Around 600 workers at the Shashikar Garment Factory in Peenya were recently forced to resign without prior notice. The workers now allege that the management is not returning their Provident Fund.
The management had experienced huge losses and hence the factory was shut down on April 13.
Raju, an activist associated with the workers of the factory, told TNM that even before the factory shut down, the management did not pay the workers on time.
“The workers would receive their wages two months later. They had appealed to the manager, Krishnamurthy, who refused to agree to their demands of timely payment. They receive a minimal amount of Rs 301 as daily wages. The Department of Labour had suggested an increase of Rs 12.50, but this was not fulfilled either. They do not receive any benefits mentioned in the 7th pay commission, which was approved by the Karnataka government,” Raju says.
Besides delay in the receipt of salary, the workers allege that the managers at the factory sexually harassed women workers.
“Women workers are sexually harassed. Managers and supervisors call them privately and touch them inappropriately. They are tortured if they do not agree to it and are told to produce more garments in less time. The organisation does not have a proper internal complaints committee in place. Workers do not want to speak about the sexual harassment and torture due to fear of management wrath,” Raju claims.
Distraught by the treatment doled out to them, the workers approached the Deputy Labour Commissioner and protested outside the Karmika Bhavan in the city on April 17.
“The workers approached me on April 20. After multiple requests and protests, the company paid them their salary, but the workers have not received their Provident Fund settlement.

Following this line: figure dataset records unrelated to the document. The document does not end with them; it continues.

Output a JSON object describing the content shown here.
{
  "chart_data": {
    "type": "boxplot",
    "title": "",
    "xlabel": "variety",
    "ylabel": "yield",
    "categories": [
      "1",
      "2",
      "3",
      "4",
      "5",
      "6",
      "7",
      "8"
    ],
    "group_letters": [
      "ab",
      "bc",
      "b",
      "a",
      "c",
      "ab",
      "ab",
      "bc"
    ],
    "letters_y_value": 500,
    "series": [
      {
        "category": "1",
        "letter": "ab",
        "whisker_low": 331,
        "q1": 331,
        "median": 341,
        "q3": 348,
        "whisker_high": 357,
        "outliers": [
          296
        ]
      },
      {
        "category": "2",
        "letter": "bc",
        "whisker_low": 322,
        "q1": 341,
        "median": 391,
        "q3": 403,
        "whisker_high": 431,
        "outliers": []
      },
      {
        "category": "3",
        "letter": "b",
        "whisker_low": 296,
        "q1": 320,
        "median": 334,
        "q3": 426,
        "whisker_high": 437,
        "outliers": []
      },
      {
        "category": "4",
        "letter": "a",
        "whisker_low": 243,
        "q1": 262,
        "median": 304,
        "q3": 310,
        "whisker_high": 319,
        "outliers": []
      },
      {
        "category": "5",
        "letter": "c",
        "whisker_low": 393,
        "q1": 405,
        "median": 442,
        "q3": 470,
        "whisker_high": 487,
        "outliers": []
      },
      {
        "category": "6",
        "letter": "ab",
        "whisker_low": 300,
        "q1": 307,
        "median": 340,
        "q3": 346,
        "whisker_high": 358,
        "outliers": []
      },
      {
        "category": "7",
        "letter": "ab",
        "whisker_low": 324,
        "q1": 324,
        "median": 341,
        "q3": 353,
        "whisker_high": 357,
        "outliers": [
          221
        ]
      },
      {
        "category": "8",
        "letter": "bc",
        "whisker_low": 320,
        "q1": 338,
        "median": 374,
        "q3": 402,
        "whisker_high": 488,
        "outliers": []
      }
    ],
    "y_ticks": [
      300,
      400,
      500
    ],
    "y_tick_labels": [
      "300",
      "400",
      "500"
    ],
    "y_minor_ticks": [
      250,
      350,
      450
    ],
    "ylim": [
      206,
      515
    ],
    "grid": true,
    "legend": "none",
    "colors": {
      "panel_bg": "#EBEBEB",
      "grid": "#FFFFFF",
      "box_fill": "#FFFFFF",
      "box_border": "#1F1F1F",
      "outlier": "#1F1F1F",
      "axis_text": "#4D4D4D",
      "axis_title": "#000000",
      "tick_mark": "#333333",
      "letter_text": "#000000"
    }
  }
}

A meeting with the representatives of the workers and factory management was arranged at my office on April 25. But the management authorities did not attend the meeting and refused to answer my calls,” Venkatesh Shindihatti, Deputy Labour Commissioner, told TNM.
According to the Deputy Labour Commissioner, the management had earlier agreed to accommodate the workers in another unit of the factory.
“The factory has four units. Initially the management agreed to accommodate the workers in the first unit. However, they changed this decision and later mentioned that they would reopen the second unit and allow workers to work for less pay. I sent my officers to seek the latest details and was informed that the second unit has not yet commenced operations, nor have the workers been given any compensation in the form of employment in the first unit or their Provident Fund,” Shindihatti added.
The third and fourth units of the factory were also shut down a few months ago. This is not just one case of garment factory workers in the city. In November last year, 500 workers at the Shahi Exports factory in the Kaggalipura area were forced to resign due to similar reasons.
“The jobs of garment workers in Bengaluru are under threat due to ill-treatment by management, financial losses and sexual harassment at the workplace. Additionally, the working conditions are bad. They are forced to work for long hours without time for food or water and without proper sanitation. Management does not follow the Labour laws. Their concerns need to be addressed,” Raju says.